Integrating samplers within model pipeline ensures downstream data assumptions are preserved & allows for experimentation to treating data distributions & volumes as hyper-tunable parameters.


scikitlab.samplers.balancing.StrataBalancer

StrataBalancer(
    sampling_mode, columns, random_state=0, **kwargs
)

Enforce fairness by balancing a dataset based on a sub-population strata of the input. Each strata is defined from a specific set of variables in X having identical values.
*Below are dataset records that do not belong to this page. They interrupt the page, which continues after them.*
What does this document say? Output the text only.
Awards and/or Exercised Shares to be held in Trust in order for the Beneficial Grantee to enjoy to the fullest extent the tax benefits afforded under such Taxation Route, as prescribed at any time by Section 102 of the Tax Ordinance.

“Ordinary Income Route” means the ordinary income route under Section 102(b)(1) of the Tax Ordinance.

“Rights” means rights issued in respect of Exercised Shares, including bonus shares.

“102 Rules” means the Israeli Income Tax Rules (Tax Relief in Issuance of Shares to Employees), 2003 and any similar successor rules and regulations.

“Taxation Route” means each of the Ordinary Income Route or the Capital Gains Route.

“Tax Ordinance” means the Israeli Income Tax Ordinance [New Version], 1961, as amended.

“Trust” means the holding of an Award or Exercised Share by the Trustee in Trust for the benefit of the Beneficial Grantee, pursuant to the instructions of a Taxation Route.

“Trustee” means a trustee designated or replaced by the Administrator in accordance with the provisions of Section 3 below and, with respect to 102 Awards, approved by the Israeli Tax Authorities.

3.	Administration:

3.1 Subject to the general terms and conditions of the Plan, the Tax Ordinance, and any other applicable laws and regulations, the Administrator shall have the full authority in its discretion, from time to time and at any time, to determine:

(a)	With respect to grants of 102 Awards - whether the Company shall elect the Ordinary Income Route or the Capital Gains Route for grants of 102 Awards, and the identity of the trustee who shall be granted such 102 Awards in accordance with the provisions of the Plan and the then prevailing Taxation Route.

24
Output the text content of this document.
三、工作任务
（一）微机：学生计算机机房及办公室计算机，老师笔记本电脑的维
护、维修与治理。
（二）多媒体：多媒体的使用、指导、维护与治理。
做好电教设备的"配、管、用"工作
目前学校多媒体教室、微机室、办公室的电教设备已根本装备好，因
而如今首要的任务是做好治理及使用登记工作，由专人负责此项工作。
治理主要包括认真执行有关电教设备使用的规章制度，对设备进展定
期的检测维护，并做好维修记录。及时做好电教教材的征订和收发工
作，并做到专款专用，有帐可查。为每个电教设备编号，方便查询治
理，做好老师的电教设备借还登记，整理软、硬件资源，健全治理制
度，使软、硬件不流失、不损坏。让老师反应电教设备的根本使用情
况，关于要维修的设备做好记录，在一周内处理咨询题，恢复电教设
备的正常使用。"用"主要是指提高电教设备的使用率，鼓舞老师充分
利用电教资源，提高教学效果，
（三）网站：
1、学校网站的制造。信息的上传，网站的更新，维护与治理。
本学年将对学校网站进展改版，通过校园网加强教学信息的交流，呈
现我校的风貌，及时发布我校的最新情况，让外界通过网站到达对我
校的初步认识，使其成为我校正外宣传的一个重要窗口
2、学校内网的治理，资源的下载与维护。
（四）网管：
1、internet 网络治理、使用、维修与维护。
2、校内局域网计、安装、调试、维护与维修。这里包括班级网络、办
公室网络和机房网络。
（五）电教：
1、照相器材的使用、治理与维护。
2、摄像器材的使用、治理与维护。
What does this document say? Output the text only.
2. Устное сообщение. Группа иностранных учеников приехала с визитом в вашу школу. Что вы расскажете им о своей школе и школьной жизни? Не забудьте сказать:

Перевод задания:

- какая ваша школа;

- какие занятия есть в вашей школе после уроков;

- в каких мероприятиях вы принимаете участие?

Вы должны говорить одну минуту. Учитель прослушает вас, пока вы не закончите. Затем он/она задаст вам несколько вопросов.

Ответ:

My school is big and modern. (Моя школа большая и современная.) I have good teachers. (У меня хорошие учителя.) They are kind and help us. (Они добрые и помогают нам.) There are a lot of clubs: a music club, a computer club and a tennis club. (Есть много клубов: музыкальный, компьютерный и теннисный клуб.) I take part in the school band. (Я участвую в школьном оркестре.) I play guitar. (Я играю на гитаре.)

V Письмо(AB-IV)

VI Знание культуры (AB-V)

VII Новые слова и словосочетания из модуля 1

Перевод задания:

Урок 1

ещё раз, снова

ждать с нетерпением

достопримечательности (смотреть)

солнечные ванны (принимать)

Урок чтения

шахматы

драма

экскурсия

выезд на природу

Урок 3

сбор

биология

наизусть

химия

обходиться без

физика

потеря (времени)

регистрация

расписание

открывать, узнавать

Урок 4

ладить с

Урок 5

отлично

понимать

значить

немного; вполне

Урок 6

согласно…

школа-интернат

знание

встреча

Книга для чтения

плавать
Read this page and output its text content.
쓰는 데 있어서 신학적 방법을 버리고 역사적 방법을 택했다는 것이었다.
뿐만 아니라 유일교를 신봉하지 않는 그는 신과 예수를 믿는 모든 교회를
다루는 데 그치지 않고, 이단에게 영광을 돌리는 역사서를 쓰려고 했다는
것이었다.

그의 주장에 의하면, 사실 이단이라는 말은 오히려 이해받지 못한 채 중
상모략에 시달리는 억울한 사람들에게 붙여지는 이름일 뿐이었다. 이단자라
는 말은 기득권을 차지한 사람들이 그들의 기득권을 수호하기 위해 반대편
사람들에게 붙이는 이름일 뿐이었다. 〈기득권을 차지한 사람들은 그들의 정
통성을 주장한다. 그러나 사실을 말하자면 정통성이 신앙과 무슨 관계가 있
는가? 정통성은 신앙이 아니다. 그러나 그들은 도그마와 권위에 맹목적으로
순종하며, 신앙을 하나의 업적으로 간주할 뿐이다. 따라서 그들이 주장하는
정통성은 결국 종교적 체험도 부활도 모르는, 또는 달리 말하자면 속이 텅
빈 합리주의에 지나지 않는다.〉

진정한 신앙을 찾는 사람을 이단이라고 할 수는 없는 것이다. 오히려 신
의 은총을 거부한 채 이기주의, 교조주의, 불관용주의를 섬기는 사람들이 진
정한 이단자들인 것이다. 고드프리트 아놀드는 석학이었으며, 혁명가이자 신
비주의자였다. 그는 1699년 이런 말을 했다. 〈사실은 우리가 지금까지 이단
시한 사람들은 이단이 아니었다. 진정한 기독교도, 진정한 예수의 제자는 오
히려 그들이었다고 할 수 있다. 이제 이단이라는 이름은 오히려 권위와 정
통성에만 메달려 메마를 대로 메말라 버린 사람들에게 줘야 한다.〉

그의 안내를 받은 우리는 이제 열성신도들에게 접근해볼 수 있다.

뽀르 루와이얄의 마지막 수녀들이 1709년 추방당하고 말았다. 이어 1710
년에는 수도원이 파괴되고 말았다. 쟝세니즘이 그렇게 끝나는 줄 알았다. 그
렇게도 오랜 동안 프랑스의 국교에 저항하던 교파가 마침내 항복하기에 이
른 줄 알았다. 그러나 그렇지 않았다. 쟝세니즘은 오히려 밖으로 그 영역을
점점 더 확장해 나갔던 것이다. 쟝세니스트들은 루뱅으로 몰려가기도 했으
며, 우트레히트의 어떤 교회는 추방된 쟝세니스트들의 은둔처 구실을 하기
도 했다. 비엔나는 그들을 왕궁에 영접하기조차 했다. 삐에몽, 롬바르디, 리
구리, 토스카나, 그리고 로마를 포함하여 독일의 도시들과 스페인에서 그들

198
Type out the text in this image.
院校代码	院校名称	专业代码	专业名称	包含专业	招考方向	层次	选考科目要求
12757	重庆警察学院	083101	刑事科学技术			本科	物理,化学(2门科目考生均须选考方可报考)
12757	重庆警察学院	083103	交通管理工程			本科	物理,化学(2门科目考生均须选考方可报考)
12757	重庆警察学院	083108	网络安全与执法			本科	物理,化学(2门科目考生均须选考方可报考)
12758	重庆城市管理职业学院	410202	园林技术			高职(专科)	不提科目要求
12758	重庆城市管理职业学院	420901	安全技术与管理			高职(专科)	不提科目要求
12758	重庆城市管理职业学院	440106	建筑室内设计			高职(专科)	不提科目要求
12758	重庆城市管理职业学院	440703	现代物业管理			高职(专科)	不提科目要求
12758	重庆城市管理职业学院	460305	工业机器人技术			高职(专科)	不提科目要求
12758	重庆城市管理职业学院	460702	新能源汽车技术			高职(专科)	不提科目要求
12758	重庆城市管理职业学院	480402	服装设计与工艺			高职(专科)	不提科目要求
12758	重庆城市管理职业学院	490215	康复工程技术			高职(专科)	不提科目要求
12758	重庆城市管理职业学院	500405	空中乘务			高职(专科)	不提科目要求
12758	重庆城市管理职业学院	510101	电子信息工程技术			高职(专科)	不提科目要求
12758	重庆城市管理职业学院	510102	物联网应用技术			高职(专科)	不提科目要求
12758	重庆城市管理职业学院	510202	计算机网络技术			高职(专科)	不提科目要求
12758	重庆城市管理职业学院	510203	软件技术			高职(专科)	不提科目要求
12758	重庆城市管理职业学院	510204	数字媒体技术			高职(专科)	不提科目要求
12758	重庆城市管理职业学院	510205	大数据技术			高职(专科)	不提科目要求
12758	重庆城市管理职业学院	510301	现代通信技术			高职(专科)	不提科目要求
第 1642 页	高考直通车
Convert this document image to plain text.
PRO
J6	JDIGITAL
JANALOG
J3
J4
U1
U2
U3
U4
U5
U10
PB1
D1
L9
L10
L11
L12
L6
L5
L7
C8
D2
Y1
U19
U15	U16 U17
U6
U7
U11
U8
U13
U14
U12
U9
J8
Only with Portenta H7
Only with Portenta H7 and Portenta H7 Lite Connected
This component will modify the dataset only at fit time by either over or under sampling for equal volumes per strata but has no effect at predict time.

Parameters:

Name Type Description Default
sampling_mode str

either over or under sampling

required
columns list

indices or column names in in X that define the strata.

required
random_state int

for determinism

0

scikitlab.samplers.balancing.RegressionBalancer

RegressionBalancer(
    sampling_mode,
    fn_classifier=None,
    random_state=0,
    **kwargs
)

Over or under samples a regression dataset based on a category mapping over the target variables. This is useful when certain ranges in the predict regress variable are rare.

Parameters:

Name Type Description Default
sampling_mode str

either over or under sampling

required
fn_classifier Callable

how to triage regression target into class ranges

None
random_state int

for determinism

0

scikitlab.samplers.balancing.VectorBalancer

VectorBalancer(
    deduplicate=False,
    down_sample=False,
    over_sample=False,
    synthesize=False,
    random_state=0,
    **kwargs
)

Balance training data for proper learning. This components can over-sample the non-majority classes near the decision boundary to generate synthetic but relevant examples as well under-sample from all classes near the decision boundary to cleanup for noisy data. In order to interpolate the space, this component operates on vectors rather than raw datapoints.

Parameters:

Name Type Description Default
deduplicate bool

remove duplicate / identical vectors

False
down_sample bool

remove redundant vectors

False
over_sample bool

clone minority vectors

False
synthesize bool

generate borderline synthetic vectors

False
random_state int

for determinism

0